I’m afraid I don’t agree with this, my second child is my eldest child’s greatest gift and they would be lost without each other. Every day is an adventure including SO many free things, library trips, park trips, National Trust (v. Cheap) , baking, school events, watching films, playing together, scooters, the list is endless. You can get a toddler legoland pass for £50 for the year. Collect tokens from the newspaper for free days out. A free city farm. Youth hostels. But not once would I consider swapping the sibling experience they have so that my first could go on fancy holidays

Edited

I feel the same about mine, we can't afford endless days out but they have each other and they wouldn't be without one another.

However, maybe I would feel differently if they didn't get along or if they fall out in later years but right now I would choose another child over a day out to Legoland.

yepyouknow · 07/08/2024 08:29

Barnabyby · 16/06/2024 21:45

I have two children and they hate each other. It's been hard work and I honestly regret having a second sometimes. I love my DS dearly but he's not been an easy child and really changed the dynamic.
You can't just presume they'll happily entertain each other.

Edited

huh? a fortnight you were posting about being undecided to go for a second @Barnabyby

AlarminglyAwful · 07/08/2024 08:38

Depends on mortgage/rent, council tax band, other bills etc. doesn’t it?
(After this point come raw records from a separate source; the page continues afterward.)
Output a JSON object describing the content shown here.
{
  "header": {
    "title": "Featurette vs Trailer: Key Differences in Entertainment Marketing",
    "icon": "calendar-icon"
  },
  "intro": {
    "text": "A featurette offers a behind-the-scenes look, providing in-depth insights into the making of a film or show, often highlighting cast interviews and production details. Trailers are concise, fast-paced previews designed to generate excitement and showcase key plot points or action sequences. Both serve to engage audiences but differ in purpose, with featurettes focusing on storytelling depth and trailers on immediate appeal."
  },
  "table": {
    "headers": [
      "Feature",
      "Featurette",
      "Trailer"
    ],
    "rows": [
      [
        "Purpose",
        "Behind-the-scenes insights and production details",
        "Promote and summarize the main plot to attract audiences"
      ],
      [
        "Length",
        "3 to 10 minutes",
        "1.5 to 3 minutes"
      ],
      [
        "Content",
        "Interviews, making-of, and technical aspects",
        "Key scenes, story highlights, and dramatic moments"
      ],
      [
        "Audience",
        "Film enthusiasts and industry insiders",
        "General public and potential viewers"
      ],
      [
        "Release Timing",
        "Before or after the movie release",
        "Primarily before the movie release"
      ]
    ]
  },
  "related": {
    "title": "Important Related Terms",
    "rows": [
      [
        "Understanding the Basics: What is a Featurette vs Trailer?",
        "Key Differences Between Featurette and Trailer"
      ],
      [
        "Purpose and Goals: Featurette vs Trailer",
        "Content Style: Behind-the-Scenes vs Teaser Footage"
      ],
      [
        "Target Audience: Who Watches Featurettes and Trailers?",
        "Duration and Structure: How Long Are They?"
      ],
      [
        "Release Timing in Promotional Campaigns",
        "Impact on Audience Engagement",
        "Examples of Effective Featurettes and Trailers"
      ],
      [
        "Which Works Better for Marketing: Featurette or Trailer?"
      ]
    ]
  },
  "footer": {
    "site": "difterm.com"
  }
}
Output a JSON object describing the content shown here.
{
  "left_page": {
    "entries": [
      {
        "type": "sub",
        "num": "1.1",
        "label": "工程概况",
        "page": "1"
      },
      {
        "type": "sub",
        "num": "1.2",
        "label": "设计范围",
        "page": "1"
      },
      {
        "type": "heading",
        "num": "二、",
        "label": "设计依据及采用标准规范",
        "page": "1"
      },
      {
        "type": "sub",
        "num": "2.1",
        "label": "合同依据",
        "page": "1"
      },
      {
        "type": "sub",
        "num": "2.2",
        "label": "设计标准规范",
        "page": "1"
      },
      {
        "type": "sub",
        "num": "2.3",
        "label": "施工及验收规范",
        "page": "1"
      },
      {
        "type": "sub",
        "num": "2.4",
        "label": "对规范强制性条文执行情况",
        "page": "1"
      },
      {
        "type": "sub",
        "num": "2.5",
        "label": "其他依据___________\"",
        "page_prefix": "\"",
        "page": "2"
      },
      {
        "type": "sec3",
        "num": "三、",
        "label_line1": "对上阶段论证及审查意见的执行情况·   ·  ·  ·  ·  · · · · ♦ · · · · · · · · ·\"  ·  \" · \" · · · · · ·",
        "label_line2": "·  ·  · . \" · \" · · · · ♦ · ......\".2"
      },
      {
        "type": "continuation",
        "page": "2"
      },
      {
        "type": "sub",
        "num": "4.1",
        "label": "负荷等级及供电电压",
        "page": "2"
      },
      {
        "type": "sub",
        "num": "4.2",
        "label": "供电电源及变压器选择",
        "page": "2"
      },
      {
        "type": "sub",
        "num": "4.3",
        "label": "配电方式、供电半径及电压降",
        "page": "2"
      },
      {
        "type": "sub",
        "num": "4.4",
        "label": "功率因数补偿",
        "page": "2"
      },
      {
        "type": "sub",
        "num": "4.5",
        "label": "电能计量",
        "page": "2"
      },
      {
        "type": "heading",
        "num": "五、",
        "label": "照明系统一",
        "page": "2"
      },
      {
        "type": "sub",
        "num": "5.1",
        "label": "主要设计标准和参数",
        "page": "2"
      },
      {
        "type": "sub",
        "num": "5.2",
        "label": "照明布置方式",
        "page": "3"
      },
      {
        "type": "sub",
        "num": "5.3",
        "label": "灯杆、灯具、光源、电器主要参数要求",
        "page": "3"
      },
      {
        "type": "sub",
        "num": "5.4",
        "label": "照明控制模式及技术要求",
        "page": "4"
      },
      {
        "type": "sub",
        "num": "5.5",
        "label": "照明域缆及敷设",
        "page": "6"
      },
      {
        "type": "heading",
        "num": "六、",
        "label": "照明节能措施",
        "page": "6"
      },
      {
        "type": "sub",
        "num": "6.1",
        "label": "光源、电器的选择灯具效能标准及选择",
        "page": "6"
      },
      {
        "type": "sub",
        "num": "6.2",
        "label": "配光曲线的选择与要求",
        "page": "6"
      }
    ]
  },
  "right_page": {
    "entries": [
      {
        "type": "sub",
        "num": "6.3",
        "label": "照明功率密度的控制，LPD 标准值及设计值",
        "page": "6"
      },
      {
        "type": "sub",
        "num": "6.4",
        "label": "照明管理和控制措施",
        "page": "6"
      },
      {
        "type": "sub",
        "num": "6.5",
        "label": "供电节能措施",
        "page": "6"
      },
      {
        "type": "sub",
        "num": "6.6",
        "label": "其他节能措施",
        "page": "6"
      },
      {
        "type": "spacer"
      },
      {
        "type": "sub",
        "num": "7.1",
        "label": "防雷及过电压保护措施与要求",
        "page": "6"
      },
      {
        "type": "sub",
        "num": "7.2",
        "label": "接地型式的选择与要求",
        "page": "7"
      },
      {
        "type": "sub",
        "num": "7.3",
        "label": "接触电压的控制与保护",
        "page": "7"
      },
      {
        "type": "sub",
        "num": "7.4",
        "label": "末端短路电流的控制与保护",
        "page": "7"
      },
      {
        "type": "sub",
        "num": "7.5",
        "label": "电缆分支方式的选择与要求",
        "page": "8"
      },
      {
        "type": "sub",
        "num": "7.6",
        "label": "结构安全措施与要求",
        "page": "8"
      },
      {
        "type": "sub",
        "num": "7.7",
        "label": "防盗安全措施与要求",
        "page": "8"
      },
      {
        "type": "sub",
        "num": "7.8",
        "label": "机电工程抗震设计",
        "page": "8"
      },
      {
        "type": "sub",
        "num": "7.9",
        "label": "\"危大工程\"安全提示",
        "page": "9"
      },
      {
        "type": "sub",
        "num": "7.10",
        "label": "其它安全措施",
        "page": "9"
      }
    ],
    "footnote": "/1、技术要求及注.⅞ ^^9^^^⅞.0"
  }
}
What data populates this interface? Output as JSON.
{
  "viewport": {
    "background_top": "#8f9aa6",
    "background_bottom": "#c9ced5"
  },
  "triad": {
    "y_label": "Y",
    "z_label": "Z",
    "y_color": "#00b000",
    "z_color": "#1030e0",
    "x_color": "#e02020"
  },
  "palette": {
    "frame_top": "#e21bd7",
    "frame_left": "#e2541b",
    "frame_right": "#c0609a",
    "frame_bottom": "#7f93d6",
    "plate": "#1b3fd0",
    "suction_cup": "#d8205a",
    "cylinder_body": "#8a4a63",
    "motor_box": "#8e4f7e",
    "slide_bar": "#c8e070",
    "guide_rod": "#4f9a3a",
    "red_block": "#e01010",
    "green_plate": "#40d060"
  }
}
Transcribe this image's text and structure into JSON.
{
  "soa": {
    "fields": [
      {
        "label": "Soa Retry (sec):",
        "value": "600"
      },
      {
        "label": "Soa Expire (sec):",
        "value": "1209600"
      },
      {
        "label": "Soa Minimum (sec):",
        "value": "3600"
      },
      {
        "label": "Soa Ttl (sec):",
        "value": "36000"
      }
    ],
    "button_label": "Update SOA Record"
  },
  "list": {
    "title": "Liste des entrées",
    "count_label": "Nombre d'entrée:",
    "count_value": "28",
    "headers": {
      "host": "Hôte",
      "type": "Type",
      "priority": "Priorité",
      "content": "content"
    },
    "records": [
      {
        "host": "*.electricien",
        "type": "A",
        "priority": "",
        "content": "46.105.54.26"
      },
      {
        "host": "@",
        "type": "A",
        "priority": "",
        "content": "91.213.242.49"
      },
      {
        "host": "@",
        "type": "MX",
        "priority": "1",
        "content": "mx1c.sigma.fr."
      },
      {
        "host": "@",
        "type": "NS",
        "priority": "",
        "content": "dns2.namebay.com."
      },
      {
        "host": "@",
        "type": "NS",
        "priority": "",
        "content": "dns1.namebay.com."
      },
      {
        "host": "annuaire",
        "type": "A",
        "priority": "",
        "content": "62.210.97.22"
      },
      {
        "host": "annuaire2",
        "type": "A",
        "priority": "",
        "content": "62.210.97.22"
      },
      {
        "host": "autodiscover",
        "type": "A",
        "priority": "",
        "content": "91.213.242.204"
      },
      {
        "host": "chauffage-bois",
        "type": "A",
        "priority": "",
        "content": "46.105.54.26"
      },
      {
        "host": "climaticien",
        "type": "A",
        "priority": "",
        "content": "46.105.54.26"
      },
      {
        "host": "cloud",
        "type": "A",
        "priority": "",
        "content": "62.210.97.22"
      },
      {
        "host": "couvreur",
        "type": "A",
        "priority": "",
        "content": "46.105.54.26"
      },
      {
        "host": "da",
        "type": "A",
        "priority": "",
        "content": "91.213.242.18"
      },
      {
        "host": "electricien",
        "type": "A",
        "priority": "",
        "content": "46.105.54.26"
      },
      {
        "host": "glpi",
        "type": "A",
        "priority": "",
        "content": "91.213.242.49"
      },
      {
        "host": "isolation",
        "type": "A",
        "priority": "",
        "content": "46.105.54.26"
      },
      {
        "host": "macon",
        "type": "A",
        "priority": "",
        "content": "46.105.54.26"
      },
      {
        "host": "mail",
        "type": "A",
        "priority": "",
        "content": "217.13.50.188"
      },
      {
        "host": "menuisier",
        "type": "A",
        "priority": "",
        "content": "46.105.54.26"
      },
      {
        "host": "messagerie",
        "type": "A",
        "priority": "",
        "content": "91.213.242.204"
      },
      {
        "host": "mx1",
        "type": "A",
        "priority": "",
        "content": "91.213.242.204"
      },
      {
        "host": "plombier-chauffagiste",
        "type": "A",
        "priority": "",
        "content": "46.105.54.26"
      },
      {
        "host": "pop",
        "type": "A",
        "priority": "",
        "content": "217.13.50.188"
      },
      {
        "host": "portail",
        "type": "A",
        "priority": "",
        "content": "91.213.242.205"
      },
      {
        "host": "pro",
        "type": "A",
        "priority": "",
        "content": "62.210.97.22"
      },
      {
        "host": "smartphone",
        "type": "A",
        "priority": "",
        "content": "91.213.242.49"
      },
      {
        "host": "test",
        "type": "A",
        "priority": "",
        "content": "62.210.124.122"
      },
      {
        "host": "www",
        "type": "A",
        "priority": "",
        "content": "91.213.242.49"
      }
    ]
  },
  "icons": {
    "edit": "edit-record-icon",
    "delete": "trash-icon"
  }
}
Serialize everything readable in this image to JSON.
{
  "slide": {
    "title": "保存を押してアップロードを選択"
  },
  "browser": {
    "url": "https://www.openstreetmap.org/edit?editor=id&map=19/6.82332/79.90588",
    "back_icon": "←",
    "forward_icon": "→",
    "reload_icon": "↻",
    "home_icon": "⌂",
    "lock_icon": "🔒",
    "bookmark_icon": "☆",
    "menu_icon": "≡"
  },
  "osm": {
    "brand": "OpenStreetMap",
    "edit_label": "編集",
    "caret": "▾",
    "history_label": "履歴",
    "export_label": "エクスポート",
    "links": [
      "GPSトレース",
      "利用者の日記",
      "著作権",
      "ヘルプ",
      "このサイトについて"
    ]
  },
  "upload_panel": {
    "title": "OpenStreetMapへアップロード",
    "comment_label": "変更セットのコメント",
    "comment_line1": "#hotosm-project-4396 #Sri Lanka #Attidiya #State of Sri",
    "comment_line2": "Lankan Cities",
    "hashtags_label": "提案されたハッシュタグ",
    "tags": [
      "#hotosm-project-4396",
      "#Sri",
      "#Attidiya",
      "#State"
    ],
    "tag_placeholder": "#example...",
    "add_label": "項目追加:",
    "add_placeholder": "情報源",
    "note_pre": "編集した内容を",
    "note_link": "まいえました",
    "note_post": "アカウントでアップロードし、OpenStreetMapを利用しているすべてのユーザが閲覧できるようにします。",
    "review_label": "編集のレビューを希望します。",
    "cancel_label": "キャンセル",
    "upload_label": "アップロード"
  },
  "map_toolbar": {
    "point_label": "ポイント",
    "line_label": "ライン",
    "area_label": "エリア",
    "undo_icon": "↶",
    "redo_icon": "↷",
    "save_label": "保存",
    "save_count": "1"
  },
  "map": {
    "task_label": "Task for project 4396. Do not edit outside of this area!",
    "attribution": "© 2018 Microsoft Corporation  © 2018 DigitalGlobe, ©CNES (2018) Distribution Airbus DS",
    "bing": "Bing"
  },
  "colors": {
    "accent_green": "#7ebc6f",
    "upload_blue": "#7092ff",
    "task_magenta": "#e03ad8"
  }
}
We bring in about 80k and it’s just about comfortable but there isn’t much in the way of leeway. Car/van are owned outright (and old/shit), we haven’t been on holiday this year (although lots of days out), childcare costs are minimal. Our house is TINY (literally just imagine a small two bed flat spread over three floors) but the idea of having a bigger mortgage and having to pay the costs associated with moving is overwhelming right now.